My particular interest is in the South Slavs who edged their way into the Balkans, around the Carpathian Mountains or along the coast into most of the modern day Balkan states. How far and where they settled is difficult to judge from the archaeological evidence, and we have limited written sources. For example, they certainly reached the Peloponnese, but the extent to which modern Greeks have a Slav identity, is, needless to say, very controversial!
Unlike the horse archers of the Steppes, like the Avars or the Huns, the Slavs almost sneaked into the Balkans over a long period of time. They started by raiding the usual manner, but then occupied lands that were underpopulated due to the weakness of the Byzantine Empire of the period. They assimilated local peoples and grew from disparate tribes to fully fledged states. Serbia and Croatia are the main states today, and Bulgaria was a mix of the Turkic Bulgars and the Slavs.
After explaining what we know about these movements, Barford covers the social structure, daily life, religion and trading arrangements of the early Slavs. There is a chapter on warfare, which is largely based on Byzantine sources, who describe how to fight them. The early Slavs occupied forest areas and were skilled in the use of ambush, using rivers to communicate and concentrate forces. They were lightly armoured, equipped with spear, shield and wooden bows. Barford argues that they did use horses, even if primarily as mounted infantry, with elites as conventional cavalry. They also circled wagons during a battle. Unlike the West and East Slavs, they made little use of strongholds, reflecting the terrain they occupied.
I don't think I have ever seen a Slav army on the wargame table, other than my own small force as part of a 15mm Bulgar army, which I think are Essex figures. Few rules guarantee generating enough terrain to allow them to fight in the way they successfully did. I see Gripping Beast have a small range of foot figures in 28mm and Old Glory have a larger range in 15mm.

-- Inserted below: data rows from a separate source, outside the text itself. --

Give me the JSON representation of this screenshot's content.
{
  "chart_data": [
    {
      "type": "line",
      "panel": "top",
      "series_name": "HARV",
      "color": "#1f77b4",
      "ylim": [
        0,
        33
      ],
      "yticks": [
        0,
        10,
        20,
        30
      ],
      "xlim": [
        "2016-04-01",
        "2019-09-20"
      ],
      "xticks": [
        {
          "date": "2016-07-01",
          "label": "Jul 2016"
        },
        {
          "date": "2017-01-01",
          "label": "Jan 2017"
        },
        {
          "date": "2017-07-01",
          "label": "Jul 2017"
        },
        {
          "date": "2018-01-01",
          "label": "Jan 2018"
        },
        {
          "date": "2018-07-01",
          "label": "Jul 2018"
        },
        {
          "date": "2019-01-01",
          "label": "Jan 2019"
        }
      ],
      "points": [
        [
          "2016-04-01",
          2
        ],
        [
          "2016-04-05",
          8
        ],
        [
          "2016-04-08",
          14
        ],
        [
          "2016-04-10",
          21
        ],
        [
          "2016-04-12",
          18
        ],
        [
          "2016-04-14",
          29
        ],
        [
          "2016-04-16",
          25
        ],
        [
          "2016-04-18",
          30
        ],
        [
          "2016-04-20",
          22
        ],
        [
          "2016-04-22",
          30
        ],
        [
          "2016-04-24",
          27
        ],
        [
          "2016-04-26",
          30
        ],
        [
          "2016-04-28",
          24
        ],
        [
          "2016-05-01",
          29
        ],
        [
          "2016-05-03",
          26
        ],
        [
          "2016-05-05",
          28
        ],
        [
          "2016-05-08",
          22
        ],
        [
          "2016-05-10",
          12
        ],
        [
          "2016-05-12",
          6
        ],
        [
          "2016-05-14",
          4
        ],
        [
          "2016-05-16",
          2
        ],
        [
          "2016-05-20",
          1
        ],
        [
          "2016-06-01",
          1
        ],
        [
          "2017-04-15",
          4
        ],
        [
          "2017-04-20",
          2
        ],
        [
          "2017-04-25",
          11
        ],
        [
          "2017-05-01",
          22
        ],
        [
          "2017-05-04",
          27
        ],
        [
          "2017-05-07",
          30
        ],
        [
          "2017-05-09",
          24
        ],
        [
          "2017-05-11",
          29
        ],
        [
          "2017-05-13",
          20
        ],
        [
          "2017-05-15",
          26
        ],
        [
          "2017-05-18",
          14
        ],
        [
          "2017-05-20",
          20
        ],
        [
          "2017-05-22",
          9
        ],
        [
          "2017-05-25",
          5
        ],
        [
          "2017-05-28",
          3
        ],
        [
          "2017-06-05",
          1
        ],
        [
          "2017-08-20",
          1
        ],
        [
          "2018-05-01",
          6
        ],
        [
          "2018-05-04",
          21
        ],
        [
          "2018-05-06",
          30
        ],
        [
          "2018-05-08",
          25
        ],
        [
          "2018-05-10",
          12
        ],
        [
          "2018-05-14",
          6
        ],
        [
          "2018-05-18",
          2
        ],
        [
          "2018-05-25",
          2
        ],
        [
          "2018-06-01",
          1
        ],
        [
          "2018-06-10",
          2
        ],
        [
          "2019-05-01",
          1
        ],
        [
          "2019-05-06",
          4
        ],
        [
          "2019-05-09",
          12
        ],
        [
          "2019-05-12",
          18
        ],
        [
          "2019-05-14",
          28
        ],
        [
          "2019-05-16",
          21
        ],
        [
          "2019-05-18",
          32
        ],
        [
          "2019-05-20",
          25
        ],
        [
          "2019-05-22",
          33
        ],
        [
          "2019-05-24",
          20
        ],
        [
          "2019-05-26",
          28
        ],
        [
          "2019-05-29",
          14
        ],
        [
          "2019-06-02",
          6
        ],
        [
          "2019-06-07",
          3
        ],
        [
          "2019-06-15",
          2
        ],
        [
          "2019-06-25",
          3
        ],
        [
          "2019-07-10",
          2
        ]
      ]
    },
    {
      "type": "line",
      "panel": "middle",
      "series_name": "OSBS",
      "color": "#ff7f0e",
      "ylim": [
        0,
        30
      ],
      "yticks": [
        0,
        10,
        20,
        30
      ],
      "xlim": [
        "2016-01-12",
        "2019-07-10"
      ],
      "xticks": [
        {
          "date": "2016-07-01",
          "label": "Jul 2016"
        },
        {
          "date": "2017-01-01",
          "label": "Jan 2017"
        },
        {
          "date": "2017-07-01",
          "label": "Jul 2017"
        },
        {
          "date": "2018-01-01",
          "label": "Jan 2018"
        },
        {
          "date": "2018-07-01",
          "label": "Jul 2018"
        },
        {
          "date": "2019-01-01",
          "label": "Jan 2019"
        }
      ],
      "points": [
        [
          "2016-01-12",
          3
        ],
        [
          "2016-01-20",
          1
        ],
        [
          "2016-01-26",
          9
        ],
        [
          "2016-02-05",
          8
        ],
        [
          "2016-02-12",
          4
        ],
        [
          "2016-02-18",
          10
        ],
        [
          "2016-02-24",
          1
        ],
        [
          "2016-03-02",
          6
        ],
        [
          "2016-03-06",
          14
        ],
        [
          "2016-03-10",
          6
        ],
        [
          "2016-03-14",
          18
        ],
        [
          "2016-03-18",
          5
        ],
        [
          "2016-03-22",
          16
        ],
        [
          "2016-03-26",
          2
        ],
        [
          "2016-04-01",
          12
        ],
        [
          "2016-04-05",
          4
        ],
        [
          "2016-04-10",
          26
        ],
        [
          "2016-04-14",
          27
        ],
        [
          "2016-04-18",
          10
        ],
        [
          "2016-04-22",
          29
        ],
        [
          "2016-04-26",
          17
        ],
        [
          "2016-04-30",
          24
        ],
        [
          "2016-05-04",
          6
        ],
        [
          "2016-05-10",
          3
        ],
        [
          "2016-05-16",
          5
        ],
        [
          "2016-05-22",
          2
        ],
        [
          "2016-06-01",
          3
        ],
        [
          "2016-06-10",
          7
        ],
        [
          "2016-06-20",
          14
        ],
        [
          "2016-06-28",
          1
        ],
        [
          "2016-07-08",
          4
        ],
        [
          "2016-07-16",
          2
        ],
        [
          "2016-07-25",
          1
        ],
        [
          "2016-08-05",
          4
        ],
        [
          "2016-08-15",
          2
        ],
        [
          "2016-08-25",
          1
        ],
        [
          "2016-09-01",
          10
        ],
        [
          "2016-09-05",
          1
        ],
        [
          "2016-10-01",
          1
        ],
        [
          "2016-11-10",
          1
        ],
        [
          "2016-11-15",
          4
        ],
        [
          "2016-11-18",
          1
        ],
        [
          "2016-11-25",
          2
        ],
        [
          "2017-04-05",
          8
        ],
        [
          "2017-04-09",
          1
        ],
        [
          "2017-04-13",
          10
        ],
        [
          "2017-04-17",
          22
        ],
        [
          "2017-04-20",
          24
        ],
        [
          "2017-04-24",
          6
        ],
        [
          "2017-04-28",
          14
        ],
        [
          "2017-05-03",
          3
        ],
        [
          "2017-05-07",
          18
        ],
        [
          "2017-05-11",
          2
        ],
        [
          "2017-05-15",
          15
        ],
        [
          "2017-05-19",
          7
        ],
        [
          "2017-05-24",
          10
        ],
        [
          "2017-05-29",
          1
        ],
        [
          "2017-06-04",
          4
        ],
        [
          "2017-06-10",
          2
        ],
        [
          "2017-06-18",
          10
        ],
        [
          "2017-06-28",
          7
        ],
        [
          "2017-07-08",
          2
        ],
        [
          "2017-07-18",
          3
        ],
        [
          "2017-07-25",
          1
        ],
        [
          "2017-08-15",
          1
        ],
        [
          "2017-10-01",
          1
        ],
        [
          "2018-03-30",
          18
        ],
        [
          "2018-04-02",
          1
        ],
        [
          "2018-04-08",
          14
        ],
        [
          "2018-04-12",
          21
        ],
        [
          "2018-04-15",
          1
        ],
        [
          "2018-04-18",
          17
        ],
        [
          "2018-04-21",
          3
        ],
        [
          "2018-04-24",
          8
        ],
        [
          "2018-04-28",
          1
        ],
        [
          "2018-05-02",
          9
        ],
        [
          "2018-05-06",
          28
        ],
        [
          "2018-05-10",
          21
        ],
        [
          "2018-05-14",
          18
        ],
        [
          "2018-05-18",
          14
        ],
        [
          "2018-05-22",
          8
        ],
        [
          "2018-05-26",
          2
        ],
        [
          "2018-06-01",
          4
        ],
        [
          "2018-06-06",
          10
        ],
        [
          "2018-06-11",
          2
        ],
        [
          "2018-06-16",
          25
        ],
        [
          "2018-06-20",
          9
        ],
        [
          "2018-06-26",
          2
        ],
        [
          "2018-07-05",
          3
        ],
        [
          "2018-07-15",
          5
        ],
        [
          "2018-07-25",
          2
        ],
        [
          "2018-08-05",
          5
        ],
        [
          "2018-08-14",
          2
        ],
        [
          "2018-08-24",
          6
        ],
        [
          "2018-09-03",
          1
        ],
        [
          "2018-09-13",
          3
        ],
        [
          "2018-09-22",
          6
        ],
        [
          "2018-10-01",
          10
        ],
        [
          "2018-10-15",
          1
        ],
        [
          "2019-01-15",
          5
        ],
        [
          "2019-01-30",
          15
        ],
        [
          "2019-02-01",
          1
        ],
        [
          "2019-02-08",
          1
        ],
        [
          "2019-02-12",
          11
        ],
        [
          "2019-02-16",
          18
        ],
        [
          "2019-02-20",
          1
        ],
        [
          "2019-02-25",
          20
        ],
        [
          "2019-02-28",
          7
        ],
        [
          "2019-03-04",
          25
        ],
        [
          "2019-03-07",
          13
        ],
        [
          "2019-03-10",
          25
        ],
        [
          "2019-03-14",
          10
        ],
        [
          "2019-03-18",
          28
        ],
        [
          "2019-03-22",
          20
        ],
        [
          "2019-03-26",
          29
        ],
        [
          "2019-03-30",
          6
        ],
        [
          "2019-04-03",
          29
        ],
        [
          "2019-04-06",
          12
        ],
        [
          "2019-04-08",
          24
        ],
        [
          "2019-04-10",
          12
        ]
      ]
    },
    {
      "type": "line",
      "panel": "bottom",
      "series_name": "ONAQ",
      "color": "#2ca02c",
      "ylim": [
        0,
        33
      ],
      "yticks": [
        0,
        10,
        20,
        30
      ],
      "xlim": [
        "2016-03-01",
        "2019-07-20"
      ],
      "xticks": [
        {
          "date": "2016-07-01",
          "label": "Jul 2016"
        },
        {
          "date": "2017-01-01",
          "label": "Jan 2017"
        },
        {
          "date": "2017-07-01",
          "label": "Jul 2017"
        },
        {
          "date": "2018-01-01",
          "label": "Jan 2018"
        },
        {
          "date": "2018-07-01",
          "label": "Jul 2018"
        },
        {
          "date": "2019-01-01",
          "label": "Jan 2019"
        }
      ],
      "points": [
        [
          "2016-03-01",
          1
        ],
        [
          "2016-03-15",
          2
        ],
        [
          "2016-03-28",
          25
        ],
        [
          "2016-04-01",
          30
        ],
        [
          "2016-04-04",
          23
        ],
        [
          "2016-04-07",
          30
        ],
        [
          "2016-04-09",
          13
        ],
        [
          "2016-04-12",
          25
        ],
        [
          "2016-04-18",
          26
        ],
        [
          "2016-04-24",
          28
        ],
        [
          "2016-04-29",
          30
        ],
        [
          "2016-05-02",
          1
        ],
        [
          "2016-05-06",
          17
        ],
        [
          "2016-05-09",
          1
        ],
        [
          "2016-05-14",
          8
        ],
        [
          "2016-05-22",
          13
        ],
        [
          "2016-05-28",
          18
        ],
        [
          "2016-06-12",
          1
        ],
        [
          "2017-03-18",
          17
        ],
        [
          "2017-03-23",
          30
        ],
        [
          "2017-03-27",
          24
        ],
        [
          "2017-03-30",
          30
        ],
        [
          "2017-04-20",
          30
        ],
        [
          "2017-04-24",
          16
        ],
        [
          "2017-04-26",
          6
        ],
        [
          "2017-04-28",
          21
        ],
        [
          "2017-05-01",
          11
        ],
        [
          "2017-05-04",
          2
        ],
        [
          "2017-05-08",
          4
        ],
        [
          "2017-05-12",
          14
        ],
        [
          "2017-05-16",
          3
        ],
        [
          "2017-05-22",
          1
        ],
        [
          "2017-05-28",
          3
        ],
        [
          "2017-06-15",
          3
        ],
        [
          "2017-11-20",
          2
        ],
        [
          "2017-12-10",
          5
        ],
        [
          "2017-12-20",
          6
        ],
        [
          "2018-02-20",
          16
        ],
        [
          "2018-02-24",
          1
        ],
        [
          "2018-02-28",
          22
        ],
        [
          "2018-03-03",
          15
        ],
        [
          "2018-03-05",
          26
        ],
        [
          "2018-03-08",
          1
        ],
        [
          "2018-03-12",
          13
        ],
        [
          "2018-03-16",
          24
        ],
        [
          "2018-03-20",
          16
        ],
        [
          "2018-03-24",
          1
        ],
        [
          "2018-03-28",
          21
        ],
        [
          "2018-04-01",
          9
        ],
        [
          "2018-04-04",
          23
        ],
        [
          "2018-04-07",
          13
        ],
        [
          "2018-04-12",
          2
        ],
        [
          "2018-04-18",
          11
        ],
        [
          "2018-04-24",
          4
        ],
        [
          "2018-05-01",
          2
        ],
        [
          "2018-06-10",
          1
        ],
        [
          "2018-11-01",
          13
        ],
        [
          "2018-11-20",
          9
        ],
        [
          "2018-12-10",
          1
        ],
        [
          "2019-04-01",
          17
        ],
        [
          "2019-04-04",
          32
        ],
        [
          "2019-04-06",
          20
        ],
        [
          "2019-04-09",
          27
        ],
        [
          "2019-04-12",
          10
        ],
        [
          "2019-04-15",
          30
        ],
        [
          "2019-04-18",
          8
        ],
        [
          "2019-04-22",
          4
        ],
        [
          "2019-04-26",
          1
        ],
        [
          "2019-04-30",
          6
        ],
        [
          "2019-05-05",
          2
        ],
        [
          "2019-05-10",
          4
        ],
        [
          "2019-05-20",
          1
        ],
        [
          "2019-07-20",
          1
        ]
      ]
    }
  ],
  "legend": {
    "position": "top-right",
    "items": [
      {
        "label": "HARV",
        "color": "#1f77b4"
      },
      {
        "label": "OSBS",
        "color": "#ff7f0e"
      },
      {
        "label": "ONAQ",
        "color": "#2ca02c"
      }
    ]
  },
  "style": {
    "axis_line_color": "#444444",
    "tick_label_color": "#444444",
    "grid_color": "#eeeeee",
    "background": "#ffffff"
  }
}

My first choice 15mm rule set is L'Art de la Guerre, and their Slav list includes up to six elements of medium cavalry with the option of upgrading half of them to heavy. You can have a fortified camp, which I suppose covers the wagons. I don't think their time period, up to 1218, works for the Balkans, but they do have later Serbo-Croatian and Bulgar lists. FoG takes a similar approach to the balance of forces, and wisely has a specific South Slav list.
While this looks like a serious academic tome, it is very readable. The price (£61) might put off the general reader, but if you can get it second hand or from the library, it is well worth the effort.